Spatial biology revolutionizes the research studies of tumor microenvironment (TME). Multiplex immunofluorescence (mIF) methods enable precise profiling of key players within the TME, revealing their spatial distribution and interactions. In situ hybridization (ISH) technologies complement protein profiling by mapping cytokine- and chemokine-expressing cells, crucial for deciphering signaling networks and immune activation.
Here, we present a novel multiomics approach that integrates RNAscope™ and sequential immunofluorescence (seqIF™) protocols. This workflow achieves the same-section co-detection of RNAs and proteins within the TME. The process is automated using COMET™, an advanced tissue staining and imaging platform. By precisely controlling temperature and reagent distribution, COMET™ ensures maximum assay efficiency and reproducibility. Our integrated multiomics protocol allows up to three RNAscope™ detection cycles combined with twelve seqIF™ cycles, resulting in a final 12-plex RNA and 24-plex protein panel.

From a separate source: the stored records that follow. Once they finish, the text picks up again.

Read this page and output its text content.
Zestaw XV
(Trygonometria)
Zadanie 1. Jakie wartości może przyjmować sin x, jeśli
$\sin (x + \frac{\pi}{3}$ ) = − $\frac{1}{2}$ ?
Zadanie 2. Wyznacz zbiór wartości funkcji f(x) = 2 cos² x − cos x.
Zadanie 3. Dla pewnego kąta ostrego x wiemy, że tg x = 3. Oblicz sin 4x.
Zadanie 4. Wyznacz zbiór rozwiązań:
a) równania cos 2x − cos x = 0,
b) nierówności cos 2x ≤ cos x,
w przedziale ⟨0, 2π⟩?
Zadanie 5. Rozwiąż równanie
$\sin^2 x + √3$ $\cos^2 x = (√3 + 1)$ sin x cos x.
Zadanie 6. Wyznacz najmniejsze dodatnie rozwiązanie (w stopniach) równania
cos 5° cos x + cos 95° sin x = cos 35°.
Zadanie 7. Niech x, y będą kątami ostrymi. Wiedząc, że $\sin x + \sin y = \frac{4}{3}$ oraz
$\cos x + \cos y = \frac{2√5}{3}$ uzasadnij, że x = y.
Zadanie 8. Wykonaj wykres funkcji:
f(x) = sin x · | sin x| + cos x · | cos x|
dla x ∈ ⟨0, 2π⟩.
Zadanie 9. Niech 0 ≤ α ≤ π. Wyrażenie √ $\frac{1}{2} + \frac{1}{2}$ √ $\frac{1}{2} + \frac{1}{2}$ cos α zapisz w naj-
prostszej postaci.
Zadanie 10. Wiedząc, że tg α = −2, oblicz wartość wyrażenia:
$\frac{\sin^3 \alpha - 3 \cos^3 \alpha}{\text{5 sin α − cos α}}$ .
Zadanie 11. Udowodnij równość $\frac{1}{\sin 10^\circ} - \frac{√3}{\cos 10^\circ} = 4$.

In our study, we harnessed the power of the COMET™ platform to automate the RNAscope™ protocol. By analyzing positive and negative control genes, we validated their sensitivity and specificity. To explore the intricate landscape of TME, we developed a panel of 12 probes targeting crucial RNA biomarkers in tumor-infiltrating lymphocytes and their activation status. Simultaneously, we employed a 24-antibody panel to detect protein biomarkers, enabling single-cell profiling. Applying this approach to human FFPE tumor tissues, we demonstrated that co-detection of RNA and protein biomarkers in the same section enhances our understanding of key cellular components involved in tumor progression and immune response. This integrated approach promises deeper insights into cancer biology.

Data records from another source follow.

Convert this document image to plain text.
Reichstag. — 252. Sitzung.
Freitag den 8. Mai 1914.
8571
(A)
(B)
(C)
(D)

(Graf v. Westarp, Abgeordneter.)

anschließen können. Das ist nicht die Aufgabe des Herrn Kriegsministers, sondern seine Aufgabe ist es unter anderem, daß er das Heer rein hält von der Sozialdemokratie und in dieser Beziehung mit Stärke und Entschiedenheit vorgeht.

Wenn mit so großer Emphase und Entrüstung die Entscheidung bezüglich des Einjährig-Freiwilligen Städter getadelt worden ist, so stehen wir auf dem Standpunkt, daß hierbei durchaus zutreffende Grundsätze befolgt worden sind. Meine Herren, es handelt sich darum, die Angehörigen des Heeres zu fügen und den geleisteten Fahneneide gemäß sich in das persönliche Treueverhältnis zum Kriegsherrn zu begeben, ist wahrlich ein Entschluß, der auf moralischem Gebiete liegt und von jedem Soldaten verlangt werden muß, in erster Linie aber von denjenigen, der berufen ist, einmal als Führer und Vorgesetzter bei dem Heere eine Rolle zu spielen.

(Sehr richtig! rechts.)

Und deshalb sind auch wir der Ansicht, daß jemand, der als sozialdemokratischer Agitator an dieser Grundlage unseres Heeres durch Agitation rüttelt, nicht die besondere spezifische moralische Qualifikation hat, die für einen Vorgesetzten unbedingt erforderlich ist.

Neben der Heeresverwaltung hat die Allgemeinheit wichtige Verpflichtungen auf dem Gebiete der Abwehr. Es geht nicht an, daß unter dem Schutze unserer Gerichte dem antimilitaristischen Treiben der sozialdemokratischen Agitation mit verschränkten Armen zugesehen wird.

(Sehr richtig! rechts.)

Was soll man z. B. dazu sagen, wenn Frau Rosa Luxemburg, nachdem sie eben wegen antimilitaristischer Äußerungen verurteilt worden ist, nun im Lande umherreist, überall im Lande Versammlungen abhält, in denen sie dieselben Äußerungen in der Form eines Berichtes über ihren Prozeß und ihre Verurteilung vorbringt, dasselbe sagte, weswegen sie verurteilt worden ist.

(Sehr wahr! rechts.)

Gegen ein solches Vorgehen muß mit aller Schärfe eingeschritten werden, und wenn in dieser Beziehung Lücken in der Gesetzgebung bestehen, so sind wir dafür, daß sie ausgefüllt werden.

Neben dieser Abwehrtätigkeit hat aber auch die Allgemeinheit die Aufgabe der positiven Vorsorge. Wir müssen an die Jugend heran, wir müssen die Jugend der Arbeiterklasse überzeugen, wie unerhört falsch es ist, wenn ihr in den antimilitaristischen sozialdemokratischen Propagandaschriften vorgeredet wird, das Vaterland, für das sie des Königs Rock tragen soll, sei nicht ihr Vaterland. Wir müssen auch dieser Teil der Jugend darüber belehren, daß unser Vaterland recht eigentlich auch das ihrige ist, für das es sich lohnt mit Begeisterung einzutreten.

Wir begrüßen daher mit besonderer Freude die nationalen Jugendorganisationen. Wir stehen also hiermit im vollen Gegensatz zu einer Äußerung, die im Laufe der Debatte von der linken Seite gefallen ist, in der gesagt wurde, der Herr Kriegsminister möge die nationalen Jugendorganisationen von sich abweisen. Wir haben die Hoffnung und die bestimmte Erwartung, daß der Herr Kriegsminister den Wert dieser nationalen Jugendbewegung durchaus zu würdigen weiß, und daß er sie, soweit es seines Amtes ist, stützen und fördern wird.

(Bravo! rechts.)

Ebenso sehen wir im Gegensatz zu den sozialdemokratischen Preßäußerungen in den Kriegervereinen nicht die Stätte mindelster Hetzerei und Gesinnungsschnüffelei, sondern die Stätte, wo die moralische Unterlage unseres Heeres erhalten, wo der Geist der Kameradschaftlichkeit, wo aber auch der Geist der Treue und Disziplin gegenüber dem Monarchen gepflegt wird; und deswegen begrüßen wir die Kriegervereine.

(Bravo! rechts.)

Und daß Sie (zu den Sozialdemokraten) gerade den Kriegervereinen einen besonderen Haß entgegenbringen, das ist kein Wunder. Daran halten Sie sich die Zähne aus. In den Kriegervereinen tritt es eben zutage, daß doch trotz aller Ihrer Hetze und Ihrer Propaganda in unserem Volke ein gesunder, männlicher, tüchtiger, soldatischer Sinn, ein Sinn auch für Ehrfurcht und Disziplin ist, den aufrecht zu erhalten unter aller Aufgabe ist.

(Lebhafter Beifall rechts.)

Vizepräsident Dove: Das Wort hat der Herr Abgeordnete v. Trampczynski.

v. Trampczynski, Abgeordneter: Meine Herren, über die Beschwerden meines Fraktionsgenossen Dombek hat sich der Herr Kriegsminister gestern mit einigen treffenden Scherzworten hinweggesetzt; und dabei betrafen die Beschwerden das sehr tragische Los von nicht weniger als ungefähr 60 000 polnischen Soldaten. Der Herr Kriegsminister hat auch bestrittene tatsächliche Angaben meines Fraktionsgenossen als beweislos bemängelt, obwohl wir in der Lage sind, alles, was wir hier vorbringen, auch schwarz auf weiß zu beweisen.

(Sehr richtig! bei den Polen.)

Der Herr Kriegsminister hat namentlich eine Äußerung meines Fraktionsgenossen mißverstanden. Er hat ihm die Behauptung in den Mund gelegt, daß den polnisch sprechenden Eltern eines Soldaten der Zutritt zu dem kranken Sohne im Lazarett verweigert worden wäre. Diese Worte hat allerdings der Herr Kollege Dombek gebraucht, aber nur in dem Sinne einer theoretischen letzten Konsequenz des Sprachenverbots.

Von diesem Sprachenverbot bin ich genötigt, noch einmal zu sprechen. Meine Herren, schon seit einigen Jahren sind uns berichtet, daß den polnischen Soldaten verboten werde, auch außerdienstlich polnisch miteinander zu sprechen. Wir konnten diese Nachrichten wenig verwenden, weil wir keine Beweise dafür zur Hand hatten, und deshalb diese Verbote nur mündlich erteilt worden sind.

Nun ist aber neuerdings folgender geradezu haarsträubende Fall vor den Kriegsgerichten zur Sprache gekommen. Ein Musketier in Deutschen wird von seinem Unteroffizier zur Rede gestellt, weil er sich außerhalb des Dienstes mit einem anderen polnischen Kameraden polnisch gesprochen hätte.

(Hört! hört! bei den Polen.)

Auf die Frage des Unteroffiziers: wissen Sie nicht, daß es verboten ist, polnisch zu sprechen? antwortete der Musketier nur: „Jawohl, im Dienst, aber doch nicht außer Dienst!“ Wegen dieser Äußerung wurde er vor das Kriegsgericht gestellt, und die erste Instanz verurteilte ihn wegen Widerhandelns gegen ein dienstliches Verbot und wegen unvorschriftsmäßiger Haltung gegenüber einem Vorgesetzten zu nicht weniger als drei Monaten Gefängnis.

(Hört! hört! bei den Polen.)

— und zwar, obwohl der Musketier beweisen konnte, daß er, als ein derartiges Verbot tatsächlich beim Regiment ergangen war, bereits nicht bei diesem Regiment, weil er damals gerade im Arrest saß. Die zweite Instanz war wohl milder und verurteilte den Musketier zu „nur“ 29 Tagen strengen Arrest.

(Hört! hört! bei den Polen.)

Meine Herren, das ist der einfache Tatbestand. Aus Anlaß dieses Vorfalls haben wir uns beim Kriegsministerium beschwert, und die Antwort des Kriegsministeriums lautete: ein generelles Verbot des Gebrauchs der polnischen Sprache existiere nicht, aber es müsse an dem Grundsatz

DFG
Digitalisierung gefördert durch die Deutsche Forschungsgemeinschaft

Our findings underscore the promise of spatial multiomics technologies in advancing immune cell research and unraveling intricate cellular interactions within TME. By fully automating these technologies on platforms like COMET™, we enhance efficiency, reduce user interventions, and increase robustness. This progress has important implications for creating predictive markers, refining cancer diagnoses, and tailoring personalized therapies.